US man pleads guilty to fighting for Somali militants

WASHINGTON: A US man who joined Somalia’s Al-Shabab insurgents and allegedly attacked Kenyan peacekeepers in Somalia pleaded guilty Friday to supporting a foreign terror group.
Baltimore native Maalik Alim Jones, 32, was accused of joining the rebels in 2011 where he took small arms training and joined attacks by Al-Shabab’s Jaysh Ayman commando unit against African Union troops sent to help stabilize the long-troubled country.
Jones spent four years in the country and appeared together with other Al-Shabab fighters in videos recovered from a cellphone on the body of a Al-Shabab fighter killed in an attack.
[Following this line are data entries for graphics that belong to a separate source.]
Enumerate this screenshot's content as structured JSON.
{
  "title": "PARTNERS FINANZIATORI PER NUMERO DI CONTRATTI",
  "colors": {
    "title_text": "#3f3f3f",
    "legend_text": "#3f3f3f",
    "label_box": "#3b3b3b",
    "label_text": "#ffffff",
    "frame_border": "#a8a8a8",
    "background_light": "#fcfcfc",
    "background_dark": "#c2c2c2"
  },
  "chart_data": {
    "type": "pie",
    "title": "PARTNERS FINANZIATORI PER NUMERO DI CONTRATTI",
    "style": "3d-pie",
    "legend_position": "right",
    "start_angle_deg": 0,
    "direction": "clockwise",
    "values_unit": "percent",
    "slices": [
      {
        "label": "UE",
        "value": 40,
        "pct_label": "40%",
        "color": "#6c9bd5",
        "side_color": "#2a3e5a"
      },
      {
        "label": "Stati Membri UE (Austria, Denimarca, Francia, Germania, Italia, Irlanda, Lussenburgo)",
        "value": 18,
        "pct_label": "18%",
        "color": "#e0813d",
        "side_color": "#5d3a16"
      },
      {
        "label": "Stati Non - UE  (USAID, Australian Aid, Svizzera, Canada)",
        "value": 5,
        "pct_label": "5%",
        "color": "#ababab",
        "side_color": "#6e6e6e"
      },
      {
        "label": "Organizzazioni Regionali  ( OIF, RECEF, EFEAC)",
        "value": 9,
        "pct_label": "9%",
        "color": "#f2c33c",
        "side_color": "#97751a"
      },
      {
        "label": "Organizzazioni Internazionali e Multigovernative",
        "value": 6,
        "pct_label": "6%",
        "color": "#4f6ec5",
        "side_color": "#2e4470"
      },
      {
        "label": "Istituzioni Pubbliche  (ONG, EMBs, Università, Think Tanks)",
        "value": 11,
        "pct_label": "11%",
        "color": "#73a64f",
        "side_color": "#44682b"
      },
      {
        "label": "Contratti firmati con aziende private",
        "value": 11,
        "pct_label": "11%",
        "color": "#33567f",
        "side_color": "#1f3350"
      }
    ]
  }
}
Federal prosecutors presented evidence that he had trained in using assault rifles and rocket-propelled grenades while with the Al-Shabab militants, an officially designated foreign terrorist organization by the US.
Jones, who according to the Baltimore Sun grew up in the city’s African-American Muslim community, was arrested by Somali authorities in 2015 as he tried to board a boat to Yemen.
He was then repatriated to the United States where he first pleaded not guilty to terror-related charges.
“As he admitted in court today, Maalik Jones traveled to Somalia, was trained by Al-Shabab in the use of an AK-47 and rocket-propelled grenades and took up arms for four years as a terrorist fighter,” said Acting US Attorney Joon H. Kim in a statement.
“For his allegiance to this lawless, terrorist organization that vows to destroy America and its values, Maalik Jones been held to account in an American court of law.”
Maalik faces a range of charges that bring up to life imprisonment, and a minimum of 30 years on firearms-related charges. He will be sentenced on Jan. 25.